Littérature étrangère

« Désorientale », Négar Djavadi, Liana Levi, 2016


desorientale

Négar Djavadi s’est jusque là illustrée au cinéma en participant au scénario de 13m2 et à la création de la série Tiger Lily. En cette rentrée littéraire, elle signe son entrée dans le monde des lettres avec un roman remarquable et assez vertigineux qui emprunte sans doute à sa propre expérience de la révolution et de l’exil.

Le roman, écrit à la première personne, se construit en deux temps, ou plus exactement deux faces, chacune correspondant à un lieu : l’Iran puis la France. Les va et vient entre les époques et les lieux sont cependant constants.

« Raconter le présent exige que je remonte loin dans le passé, que je traverse les frontières, survole les montagnes et rejoigne ce lac immense qu’on appelle mer, guidée par le flux des images, des associations libres, des soubresauts organiques, les creux et les bosses sculptés dans mes souvenirs par le temps. »

Kimia Sadr hante une salle d’attente du service de procréation de l’hôpital Cochin. Elle comble cette attente interminable en se laissant aller au gré de ses souvenirs. L’idée d’accéder peut-être à son tour à la maternité, l’invite à une vaste plongée dans l’histoire familiale depuis plusieurs générations, à moins qu’il ne s’agisse d’un coup des Djinns.
Fruit d’une union entre Darius, son père, un iranien de la région reculée de Mazandaran, et de Sara, d’origine arménienne, elle est aussi née le jour de la disparition de Nour, sa grand-mère, figure tutélaire s’il en est, ce qui a peut-être marquée sa vie d’un sceau bien étrange.

Cette incursion plusieurs générations en arrière, est l’occasion pour le lecteur de découvrir les us et coutumes d’une Perse souvent méconnue et de savourer les tribulations d’un clan aux personnalités bigarrées. A travers ces personnages hauts en couleurs, nous revisitons aussi l’histoire de l’Iran, l’avènement du Shah, sa chute, l’arrivée de Khomeiny, les temps de révolution et les espoirs déçus. Le récit tient alors de la saga et se lit comme la fresque historique d’un état qui se cherche entre modernité et tradition.

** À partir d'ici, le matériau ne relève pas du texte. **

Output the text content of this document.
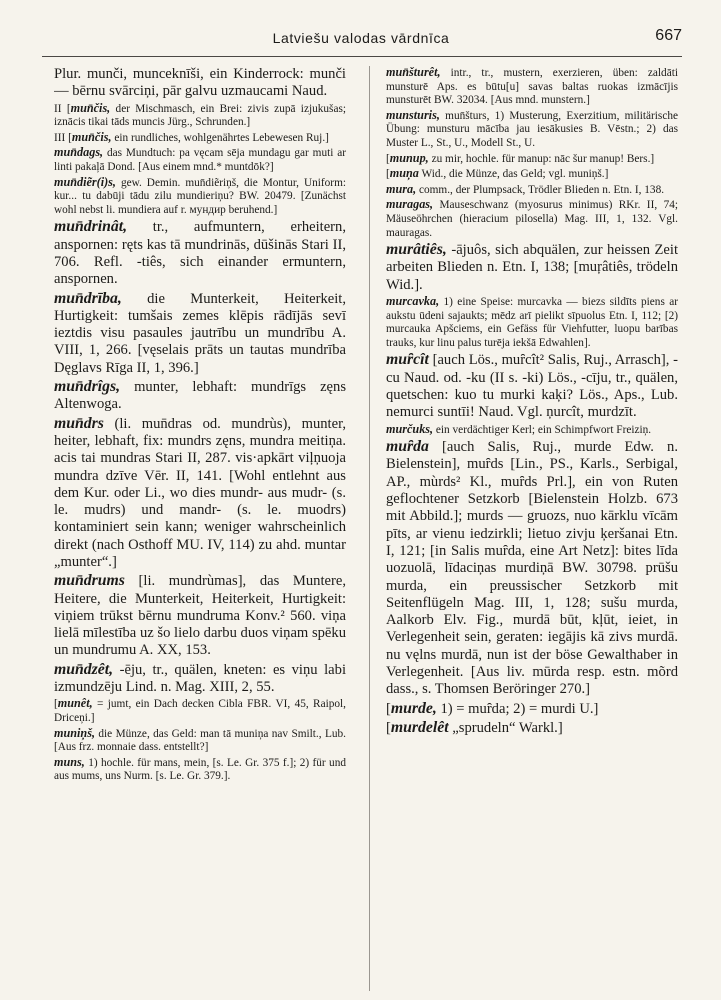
Latviešu valodas vārdnīca	667

Plur. munči, munceknīši, ein Kinderrock: munči — bērnu svārciņi, pār galvu uzmaucami Naud.

II [mun̄čis, der Mischmasch, ein Brei: zivis zupā izjukušas; iznācis tikai tāds muncis Jürg., Schrunden.]

III [mun̄čis, ein rundliches, wohlgenährtes Lebewesen Ruj.]

mun̄dags, das Mundtuch: pa vęcam sēja mundagu gar muti ar linti pakaļā Dond. [Aus einem mnd.* muntdōk?]

mun̄diẽr(i)s, gew. Demin. mun̄diẽriņš, die Montur, Uniform: kur... tu dabūji tādu zilu mundieriņu? BW. 20479. [Zunächst wohl nebst li. mundiera auf r. мундир beruhend.]

mun̄drinât, tr., aufmuntern, erheitern, anspornen: ręts kas tā mundrinās, dūšinās Stari II, 706. Refl. -tiês, sich einander ermuntern, anspornen.

mun̄drība, die Munterkeit, Heiterkeit, Hurtigkeit: tumšais zemes klēpis rādījās sevī ieztdis visu pasaules jautrību un mundrību A. VIII, 1, 266. [vęselais prāts un tautas mundrība Dęglavs Rīga II, 1, 396.]

mun̄drîgs, munter, lebhaft: mundrīgs zęns Altenwoga.

mun̄drs (li. mun̄dras od. mundrùs), munter, heiter, lebhaft, fix: mundrs zęns, mundra meitiņa. acis tai mundras Stari II, 287. vis·apkārt viļņuoja mundra dzīve Vēr. II, 141. [Wohl entlehnt aus dem Kur. oder Li., wo dies mundr- aus mudr- (s. le. mudrs) und mandr- (s. le. muodrs) kontaminiert sein kann; weniger wahrscheinlich direkt (nach Osthoff MU. IV, 114) zu ahd. muntar „munter“.]

mun̄drums [li. mundrùmas], das Muntere, Heitere, die Munterkeit, Heiterkeit, Hurtigkeit: viņiem trūkst bērnu mundruma Konv.² 560. viņa lielā mīlestība uz šo lielo darbu duos viņam spēku un mundrumu A. XX, 153.

mun̄dzêt, -ēju, tr., quälen, kneten: es viņu labi izmundzēju Lind. n. Mag. XIII, 2, 55.

[munêt, = jumt, ein Dach decken Cibla FBR. VI, 45, Raipol, Driceņi.]

muniņš, die Münze, das Geld: man tā muniņa nav Smilt., Lub. [Aus frz. monnaie dass. entstellt?]

muns, 1) hochle. für mans, mein, [s. Le. Gr. 375 f.]; 2) für und aus mums, uns Nurm. [s. Le. Gr. 379.].

mun̄šturêt, intr., tr., mustern, exerzieren, üben: zaldāti munsturē Aps. es būtu[u] savas baltas ruokas izmācījis munsturēt BW. 32034. [Aus mnd. munstern.]

munsturis, mun̄šturs, 1) Musterung, Exerzitium, militärische Übung: munsturu mācība jau iesākusies B. Vēstn.; 2) das Muster L., St., U., Modell St., U.

[munup, zu mir, hochle. für manup: nāc šur manup! Bers.]

[muņa Wid., die Münze, das Geld; vgl. muniņš.]

mura, comm., der Plumpsack, Trödler Blieden n. Etn. I, 138.

muragas, Mauseschwanz (myosurus minimus) RKr. II, 74; Mäuseöhrchen (hieracium pilosella) Mag. III, 1, 132. Vgl. mauragas.

murâtiês, -ājuôs, sich abquälen, zur heissen Zeit arbeiten Blieden n. Etn. I, 138; [muŗâtiês, trödeln Wid.].

murcavka, 1) eine Speise: murcavka — biezs sildīts piens ar aukstu ūdeni sajaukts; mēdz arī pielikt sīpuolus Etn. I, 112; [2) murcauka Apšciems, ein Gefäss für Viehfutter, luopu barības trauks, kur linu palus turēja iekšā Edwahlen].

muȓcît [auch Lös., muȓcît² Salis, Ruj., Arrasch], -cu Naud. od. -ku (II s. -ki) Lös., -cīju, tr., quälen, quetschen: kuo tu murki kaķi? Lös., Aps., Lub. nemurci suntīi! Naud. Vgl. ņurcît, murdzīt.

murčuks, ein verdächtiger Kerl; ein Schimpfwort Freiziņ.

muȓda [auch Salis, Ruj., murde Edw. n. Bielenstein], muȓds [Lin., PS., Karls., Serbigal, AP., mùrds² Kl., muȓds Prl.], ein von Ruten geflochtener Setzkorb [Bielenstein Holzb. 673 mit Abbild.]; murds — gruozs, nuo kārklu vīcām pīts, ar vienu iedzirkli; lietuo zivju ķeršanai Etn. I, 121; [in Salis muȓda, eine Art Netz]: bites līda uozuolā, līdaciņas murdiņā BW. 30798. prūšu murda, ein preussischer Setzkorb mit Seitenflügeln Mag. III, 1, 128; sušu murda, Aalkorb Elv. Fig., murdā būt, kļūt, ieiet, in Verlegenheit sein, geraten: iegājis kā zivs murdā. nu vęlns murdā, nun ist der böse Gewalthaber in Verlegenheit. [Aus liv. mūrda resp. estn. mõrd dass., s. Thomsen Beröringer 270.]

[murde, 1) = muȓda; 2) = murdi U.]

[murdelêt „sprudeln“ Warkl.]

Au-delà, Négar Djavadi aborde avec finesse les délicates questions des relations homme/femme, des différences sociales ou encore de l’homosexualité dans une société en perpétuel mouvement.

Née dans un milieu intellectuel et bourgeois particulièrement francophile, elle retrace également les tentatives d’opposition aux différents régimes, la répression, la clandestinité puis la tentation de l’exil et ses difficultés. Le roman s’attarde en effet sur les écarts qui peuvent exister entre une France fantasmée depuis les rives de la mer Caspienne et les réalités. L’auteure déploie ainsi au fil des pages une poétique de la déchirure qui ne laisse pas le lecteur indemne. Confronté à ce déracinement, le clan Sadr peine à se retrouver tandis que chacun se voit bouleversé dans son identité. C’est d’autant plus difficile pour Kimia qu’elle entre à peine dans l’adolescence.

« Le déracinement avait fait de nous non seulement des étrangers chez les autres, mais des étrangers les uns pour les autres. » « La survie est une affaire personnelle. »

« pour s’intégrer à une culture, il faut, je vous le certifie, se désintégrer, du moins partiellement, de la sienne. »

La narration tisse les expériences vécues avec les croyances et les légendes. Elle mêle les tonalités, joue avec nos émotions et s’autorise un humour quelquefois acide.
Si l’entrée dans le roman n’est pas forcément aisée en raison de la multiplicité des personnages et de la chronologie bousculée, on se laisse vite prendre par les aventures particulières de cette famille et par la langue acérée de Négar Djavadi.